Not at a Battlestar Galactica junkie? Apparently the “frakk” “fuck” switcharoo is a thing over there, but we’re not sure that’s part of its common rhetoric down here, in the real world.
Anywho, the e-mail from Hearst’s Stamford Advocate executive producer Brett Mickelson, released by user Kim Feil, reads:
“Sadly, many of our users attempt to exploit a perfectly legitimate word as a replacement for it’s more vulgar cousin. As a result we have been forced to block its usage.”
Hearst’s decision to censor comments caused outrage from anti-fracking activists for justifiable reasons. Fracking is a term generally used to describe the extremely controversial natural gas drilling process, which most recently resurfaced in the news thanks to Governor Cuomos administrative decision to revisit its regulatory proceedings.
In a statement to Jim Romenesko, prolific anti-fracking activist Sharon Wilson expressed her outrage regarding the issue:
“Fracking is a real word. It is used by real — often angry — people to describe impacts to their vital natural resources, health and long-term well-being. …Banning all comments using the word fracking effectively prevents a large segment of the populace from exercising their First Amendment right.”

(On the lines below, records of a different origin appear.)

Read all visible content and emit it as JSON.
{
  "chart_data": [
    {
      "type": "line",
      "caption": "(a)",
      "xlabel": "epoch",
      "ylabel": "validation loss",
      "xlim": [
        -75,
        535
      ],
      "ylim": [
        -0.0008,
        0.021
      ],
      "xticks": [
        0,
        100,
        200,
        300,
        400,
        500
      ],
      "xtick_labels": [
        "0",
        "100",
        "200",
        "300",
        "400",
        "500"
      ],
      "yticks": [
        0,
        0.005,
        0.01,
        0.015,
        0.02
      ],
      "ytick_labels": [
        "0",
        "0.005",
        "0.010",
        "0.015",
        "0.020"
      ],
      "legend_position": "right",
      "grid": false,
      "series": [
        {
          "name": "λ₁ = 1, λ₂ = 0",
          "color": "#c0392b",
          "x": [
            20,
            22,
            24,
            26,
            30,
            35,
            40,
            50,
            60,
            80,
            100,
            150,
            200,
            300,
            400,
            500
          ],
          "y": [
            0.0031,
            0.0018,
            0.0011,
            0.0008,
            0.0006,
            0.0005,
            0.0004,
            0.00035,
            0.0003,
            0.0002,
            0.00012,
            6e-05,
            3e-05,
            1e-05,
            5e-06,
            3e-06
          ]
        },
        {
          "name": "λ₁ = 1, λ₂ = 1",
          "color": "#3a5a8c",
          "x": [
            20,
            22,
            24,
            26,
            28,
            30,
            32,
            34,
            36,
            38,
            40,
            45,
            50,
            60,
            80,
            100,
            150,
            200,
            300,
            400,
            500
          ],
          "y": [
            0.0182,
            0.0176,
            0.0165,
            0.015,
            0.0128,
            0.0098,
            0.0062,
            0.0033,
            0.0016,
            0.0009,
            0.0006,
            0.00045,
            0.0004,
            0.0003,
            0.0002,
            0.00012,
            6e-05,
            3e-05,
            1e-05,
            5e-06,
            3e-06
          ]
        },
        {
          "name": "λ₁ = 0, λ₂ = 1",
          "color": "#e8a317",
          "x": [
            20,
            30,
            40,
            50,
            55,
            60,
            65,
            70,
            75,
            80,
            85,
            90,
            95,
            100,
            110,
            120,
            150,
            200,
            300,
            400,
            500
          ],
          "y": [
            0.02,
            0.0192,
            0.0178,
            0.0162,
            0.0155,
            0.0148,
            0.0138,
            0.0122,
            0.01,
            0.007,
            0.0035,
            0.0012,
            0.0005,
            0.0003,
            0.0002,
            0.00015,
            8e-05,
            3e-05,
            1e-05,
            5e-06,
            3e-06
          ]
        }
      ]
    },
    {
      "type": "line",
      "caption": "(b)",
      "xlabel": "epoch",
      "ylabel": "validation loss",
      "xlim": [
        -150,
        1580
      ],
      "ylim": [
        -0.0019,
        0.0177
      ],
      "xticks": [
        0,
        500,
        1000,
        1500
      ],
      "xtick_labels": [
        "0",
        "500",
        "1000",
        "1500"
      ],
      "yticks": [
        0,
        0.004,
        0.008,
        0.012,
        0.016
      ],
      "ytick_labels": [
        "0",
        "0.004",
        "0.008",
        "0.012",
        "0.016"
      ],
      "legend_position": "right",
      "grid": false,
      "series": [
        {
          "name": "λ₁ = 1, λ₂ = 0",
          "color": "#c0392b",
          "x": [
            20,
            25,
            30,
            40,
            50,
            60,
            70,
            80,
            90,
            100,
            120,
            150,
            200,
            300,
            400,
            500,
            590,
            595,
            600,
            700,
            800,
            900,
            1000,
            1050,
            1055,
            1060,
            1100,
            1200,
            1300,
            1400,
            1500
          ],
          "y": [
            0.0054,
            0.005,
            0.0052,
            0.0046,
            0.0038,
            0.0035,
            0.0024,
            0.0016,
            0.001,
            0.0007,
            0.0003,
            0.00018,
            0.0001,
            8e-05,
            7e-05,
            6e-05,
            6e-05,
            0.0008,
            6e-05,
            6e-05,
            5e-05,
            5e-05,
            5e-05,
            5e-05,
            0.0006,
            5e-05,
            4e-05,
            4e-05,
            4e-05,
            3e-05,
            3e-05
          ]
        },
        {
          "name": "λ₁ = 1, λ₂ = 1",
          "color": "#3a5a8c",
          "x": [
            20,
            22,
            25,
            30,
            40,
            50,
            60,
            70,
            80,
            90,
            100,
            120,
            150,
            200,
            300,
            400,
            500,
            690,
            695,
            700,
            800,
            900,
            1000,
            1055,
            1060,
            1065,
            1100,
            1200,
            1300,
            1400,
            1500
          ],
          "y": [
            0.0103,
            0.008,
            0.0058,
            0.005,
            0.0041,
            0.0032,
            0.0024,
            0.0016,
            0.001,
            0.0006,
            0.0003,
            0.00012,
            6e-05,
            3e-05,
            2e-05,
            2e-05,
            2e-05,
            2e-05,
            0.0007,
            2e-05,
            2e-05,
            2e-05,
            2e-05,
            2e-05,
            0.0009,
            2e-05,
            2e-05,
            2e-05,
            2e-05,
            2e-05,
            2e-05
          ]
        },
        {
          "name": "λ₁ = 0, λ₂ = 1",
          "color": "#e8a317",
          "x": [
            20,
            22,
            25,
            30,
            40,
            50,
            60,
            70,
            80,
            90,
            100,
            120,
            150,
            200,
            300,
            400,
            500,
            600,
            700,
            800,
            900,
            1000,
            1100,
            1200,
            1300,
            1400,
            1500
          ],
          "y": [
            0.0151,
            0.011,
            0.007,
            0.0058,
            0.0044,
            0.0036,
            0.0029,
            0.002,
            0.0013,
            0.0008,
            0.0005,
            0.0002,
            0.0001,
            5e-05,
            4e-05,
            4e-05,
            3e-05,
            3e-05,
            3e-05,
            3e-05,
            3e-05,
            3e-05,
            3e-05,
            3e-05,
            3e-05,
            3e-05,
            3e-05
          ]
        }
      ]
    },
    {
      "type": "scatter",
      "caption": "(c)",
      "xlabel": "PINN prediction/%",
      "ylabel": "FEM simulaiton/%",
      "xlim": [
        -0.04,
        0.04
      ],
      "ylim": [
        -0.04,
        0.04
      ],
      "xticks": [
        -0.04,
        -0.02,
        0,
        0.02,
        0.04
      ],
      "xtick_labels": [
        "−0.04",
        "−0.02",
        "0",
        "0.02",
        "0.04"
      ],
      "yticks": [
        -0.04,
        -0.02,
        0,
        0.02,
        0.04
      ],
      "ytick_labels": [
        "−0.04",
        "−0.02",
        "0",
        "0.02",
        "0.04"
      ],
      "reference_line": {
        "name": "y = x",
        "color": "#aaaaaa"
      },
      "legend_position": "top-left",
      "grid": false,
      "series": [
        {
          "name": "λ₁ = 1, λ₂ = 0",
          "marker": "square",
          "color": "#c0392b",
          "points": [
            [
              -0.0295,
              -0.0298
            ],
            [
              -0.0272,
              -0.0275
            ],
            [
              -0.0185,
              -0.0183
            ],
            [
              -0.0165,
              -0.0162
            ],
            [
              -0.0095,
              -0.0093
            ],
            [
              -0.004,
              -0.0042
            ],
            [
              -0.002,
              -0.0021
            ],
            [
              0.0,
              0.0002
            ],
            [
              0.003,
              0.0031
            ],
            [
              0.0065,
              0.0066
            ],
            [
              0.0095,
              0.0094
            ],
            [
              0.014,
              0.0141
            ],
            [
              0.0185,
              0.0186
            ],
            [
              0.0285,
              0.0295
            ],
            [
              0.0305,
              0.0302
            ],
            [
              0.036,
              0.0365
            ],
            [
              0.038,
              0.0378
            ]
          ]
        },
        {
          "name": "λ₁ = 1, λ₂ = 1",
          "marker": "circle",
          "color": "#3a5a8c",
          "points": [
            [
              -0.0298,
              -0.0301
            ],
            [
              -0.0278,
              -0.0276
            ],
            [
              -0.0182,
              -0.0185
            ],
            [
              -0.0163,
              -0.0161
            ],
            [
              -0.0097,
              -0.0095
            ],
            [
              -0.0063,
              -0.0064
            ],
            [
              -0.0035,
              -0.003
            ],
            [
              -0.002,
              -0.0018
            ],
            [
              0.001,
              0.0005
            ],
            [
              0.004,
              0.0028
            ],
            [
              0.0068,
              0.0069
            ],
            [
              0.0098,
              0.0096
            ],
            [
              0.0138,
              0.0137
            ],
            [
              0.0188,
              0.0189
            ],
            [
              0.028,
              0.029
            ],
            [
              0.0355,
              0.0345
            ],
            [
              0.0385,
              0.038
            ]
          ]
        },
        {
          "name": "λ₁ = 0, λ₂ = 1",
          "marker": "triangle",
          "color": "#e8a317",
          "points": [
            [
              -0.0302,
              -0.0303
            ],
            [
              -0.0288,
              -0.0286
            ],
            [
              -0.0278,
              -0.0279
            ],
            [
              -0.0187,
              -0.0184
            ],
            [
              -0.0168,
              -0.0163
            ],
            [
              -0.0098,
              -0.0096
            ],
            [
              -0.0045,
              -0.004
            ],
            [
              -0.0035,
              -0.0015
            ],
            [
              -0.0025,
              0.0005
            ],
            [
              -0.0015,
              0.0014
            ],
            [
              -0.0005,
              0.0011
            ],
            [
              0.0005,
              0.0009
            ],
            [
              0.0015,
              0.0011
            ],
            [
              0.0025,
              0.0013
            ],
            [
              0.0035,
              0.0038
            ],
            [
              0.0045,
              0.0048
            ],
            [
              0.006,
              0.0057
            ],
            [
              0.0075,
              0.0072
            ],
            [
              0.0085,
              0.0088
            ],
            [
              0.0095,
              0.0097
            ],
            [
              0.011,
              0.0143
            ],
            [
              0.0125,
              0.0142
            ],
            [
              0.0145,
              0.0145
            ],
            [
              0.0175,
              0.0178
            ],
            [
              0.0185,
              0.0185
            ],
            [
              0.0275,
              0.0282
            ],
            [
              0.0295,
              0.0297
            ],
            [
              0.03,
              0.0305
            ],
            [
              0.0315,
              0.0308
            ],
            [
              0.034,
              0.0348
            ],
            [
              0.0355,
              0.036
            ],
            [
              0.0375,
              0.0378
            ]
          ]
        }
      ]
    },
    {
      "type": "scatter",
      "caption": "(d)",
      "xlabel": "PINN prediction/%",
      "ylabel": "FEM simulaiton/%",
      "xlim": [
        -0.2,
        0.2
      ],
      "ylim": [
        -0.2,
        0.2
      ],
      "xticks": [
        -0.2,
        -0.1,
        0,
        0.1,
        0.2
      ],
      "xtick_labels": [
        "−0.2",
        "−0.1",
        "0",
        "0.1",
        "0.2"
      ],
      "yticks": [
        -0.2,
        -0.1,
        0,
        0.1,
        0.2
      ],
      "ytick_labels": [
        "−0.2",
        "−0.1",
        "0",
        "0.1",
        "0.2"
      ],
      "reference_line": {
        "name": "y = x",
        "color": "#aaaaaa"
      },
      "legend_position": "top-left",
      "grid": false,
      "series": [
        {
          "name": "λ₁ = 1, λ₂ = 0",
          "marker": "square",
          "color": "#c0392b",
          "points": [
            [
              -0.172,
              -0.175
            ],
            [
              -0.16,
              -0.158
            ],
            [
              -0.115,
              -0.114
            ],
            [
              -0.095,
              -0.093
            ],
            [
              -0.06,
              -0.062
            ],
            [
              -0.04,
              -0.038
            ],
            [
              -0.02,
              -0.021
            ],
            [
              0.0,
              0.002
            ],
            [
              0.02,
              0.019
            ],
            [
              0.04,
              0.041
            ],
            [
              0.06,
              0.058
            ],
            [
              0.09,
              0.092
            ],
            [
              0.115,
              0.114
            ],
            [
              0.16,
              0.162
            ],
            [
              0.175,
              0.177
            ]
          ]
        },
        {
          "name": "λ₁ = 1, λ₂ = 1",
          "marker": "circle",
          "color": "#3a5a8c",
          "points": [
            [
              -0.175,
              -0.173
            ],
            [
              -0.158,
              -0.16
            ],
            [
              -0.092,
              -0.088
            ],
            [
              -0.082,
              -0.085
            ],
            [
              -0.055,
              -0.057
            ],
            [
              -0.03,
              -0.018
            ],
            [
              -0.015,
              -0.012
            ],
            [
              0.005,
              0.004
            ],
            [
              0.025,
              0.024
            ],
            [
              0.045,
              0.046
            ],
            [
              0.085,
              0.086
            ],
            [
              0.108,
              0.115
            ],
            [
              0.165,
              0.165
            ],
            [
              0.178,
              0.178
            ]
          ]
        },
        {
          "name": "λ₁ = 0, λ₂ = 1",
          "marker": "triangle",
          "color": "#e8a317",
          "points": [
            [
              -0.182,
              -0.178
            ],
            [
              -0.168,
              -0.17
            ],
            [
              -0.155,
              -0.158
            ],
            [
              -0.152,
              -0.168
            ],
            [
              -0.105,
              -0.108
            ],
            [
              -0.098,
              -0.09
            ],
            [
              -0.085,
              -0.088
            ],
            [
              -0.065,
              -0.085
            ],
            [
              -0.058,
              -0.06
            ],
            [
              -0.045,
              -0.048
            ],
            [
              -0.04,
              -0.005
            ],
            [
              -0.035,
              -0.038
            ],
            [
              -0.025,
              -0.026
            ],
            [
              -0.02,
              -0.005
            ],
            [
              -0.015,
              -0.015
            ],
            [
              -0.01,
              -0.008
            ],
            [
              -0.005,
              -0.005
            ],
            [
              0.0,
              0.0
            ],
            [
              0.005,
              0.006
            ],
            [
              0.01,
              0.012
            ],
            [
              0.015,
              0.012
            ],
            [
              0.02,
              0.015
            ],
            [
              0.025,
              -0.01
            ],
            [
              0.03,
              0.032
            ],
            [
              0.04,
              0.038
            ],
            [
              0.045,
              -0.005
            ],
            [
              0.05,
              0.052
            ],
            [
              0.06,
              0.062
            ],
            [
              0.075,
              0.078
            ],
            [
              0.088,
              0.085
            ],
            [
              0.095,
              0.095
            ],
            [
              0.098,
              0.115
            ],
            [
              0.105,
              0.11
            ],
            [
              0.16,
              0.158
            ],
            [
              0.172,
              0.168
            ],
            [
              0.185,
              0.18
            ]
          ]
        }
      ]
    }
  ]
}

While Wilson’s argument stands on strong moral grounds, as a private company Hearst has no legal obligation to their users, allowing them to do whatever the frack they want.
Wilson recently released a new e-mail she received at 11:27 am from Mickelson following her initial inquiry. It read:
“It was a technical issue tied to anti-profanity screening. It has been fixed to allow the word “fracking” to appear in our comments section. It was never a policy here or elsewhere at Hearst.”
This appears as a drastic deviation from a response he sent to Wilson earlier after her first inquiry which read:
“there is nothing unsettling about the word ‘fracking,’ and it is an important issue in current events [but] that doesn’t stop others from using the term inappropriately in an entirely different context.”
All we’ll say is that “We’re fracked!” sounds a hell of a lot like “We’re fucked!”